Pour ses proches, c’était Marie. Pour les autres, c’était Fernande. En cette Journée internationale des femmes, je rends hommage à ma grand-mère qui lutta à sa façon pour l’égalité.

Ma grand-mère était une artiste. Jeune fille, son fusain donnait vie à une forge et un chien. Ni son talent, aussi naturel que précoce, ni les premières éditions du Woman’s Day aux États-Unis ou de la Journée des femmes en Europe, n’ont suffi pour lui permettre de saisir la chance qu’on lui offrait d’aller parfaire son art en Europe.

Ma grand-mère était une femme de tête.
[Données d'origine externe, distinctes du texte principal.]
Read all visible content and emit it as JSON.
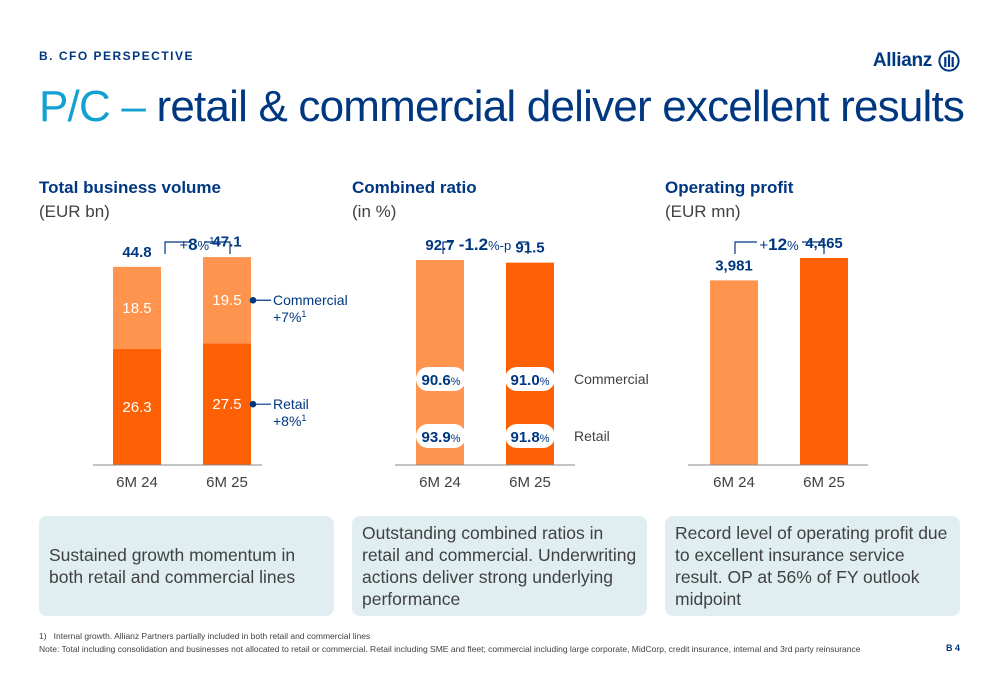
{
  "header": {
    "section": "B. CFO PERSPECTIVE",
    "brand": "Allianz",
    "title_accent": "P/C – ",
    "title_main": "retail & commercial deliver excellent results",
    "page_number": "B 4"
  },
  "panels": [
    {
      "title": "Total business volume",
      "subtitle": "(EUR bn)",
      "growth_prefix": "+",
      "growth_value": "8",
      "growth_unit": "%",
      "growth_note": "1"
    },
    {
      "title": "Combined ratio",
      "subtitle": "(in %)",
      "growth_prefix": "",
      "growth_value": "-1.2",
      "growth_unit": "%-p",
      "growth_note": ""
    },
    {
      "title": "Operating profit",
      "subtitle": "(EUR mn)",
      "growth_prefix": "+",
      "growth_value": "12",
      "growth_unit": "%",
      "growth_note": ""
    }
  ],
  "chart_data": [
    {
      "type": "bar",
      "stacked": true,
      "categories": [
        "6M 24",
        "6M 25"
      ],
      "series": [
        {
          "name": "Retail",
          "values": [
            26.3,
            27.5
          ],
          "color": "#fd6005",
          "value_labels": [
            "26.3",
            "27.5"
          ],
          "legend_note": "+8%",
          "legend_note_sup": "1"
        },
        {
          "name": "Commercial",
          "values": [
            18.5,
            19.5
          ],
          "color": "#fe944d",
          "value_labels": [
            "18.5",
            "19.5"
          ],
          "legend_note": "+7%",
          "legend_note_sup": "1"
        }
      ],
      "totals": [
        44.8,
        47.1
      ],
      "total_labels": [
        "44.8",
        "47.1"
      ],
      "ylim": [
        0,
        52
      ]
    },
    {
      "type": "bar",
      "categories": [
        "6M 24",
        "6M 25"
      ],
      "values": [
        92.7,
        91.5
      ],
      "value_labels": [
        "92.7",
        "91.5"
      ],
      "colors": [
        "#fe944d",
        "#fd6005"
      ],
      "badges": [
        {
          "name": "Commercial",
          "values": [
            "90.6",
            "91.0"
          ]
        },
        {
          "name": "Retail",
          "values": [
            "93.9",
            "91.8"
          ]
        }
      ],
      "badge_unit": "%",
      "ylim": [
        0,
        104
      ]
    },
    {
      "type": "bar",
      "categories": [
        "6M 24",
        "6M 25"
      ],
      "values": [
        3981,
        4465
      ],
      "value_labels": [
        "3,981",
        "4,465"
      ],
      "colors": [
        "#fe944d",
        "#fd6005"
      ],
      "ylim": [
        0,
        4960
      ]
    }
  ],
  "summaries": [
    "Sustained growth momentum in both retail and commercial lines",
    "Outstanding combined ratios in retail and commercial. Underwriting actions deliver strong underlying performance",
    "Record level of operating profit due to excellent insurance service result. OP at 56% of FY outlook midpoint"
  ],
  "footnotes": {
    "note1": "1)   Internal growth. Allianz Partners partially included in both retail and commercial lines",
    "note2": "Note: Total including consolidation and businesses not allocated to retail or commercial. Retail including SME and fleet; commercial including large corporate, MidCorp, credit insurance, internal and 3rd party reinsurance"
  },
  "colors": {
    "navy": "#003781",
    "accent_blue": "#13a0d3",
    "orange_dark": "#fd6005",
    "orange_light": "#fe944d",
    "box_bg": "#e0eef1",
    "text_gray": "#414141"
  }
}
Dans les parties de hockey de sa ruelle, elle faisait face, sans masque, aux tirs nourris de ses quatre frères.  Il en fallait de l’énergie et de la détermination pour faire non seulement sa place, mais aussi leur inspirer respect et admiration !

Ma grand-mère était une femme de cœur. Jeune femme, elle trouva l’homme de sa vie. Ils firent le choix bien personnel d’avoir quatre enfants. Rien ne la mettait plus en colère que de se rappeler l’odieux chantage du clergé qui refusait l’absolution à celles qui « empêchaient la famille ». Les curés n’ont rien à faire dans nos chambres à coucher, nous disait-elle.

Ma grand-mère était une femme résiliente. Jeune mère, sa santé s’est faite fragile ; puis l’ironique maladie retira son emprise sur elle pour aller faucher l’amour de sa vie. Désormais veuve, rien ne la rendait plus fière que d’avoir réussi à offrir la chance à ses deux filles et ses deux garçons de compléter leur cours classique.

Ma grand-mère était une femme indépendante. Veuve, elle fit l’achat de la première voiture familiale, se trouva un emploi de chef comptable et choisit d’émigrer sur la Rive-Sud pour y acquérir son petit lot d’avenir.

Ma grand-mère était femme de nature. Hiver comme été, ses passions horticoles semblaient sans limites et aucune pousse ni aucune fleur ne lui résistait. C’était comme si cette passion était une façon subtile de rappeler que nous sommes tous égaux devant la nature.

Ma grand-mère était une femme généreuse. Toute l’année, elle créait de ses mains une œuvre unique pour l’offrir à Noël à chacun de ses enfants et petits-enfants.  Toute l’année, elle accompagnait les personnes âgées du « Centre » où, suite à un AVC foudroyant, elle finit par écouler, une à une, ses dernières journées en silence avec un regard toujours aussi vif et rempli d’étincelles.

À certains égards, ma grand-mère c’était la vôtre. Elle luttait ou s’épanouissait discrètement, sans tambour ni trompettes. Mais pour nous tous, c’était un modèle d’égalité et un phare saillant dans le brouillard du destin.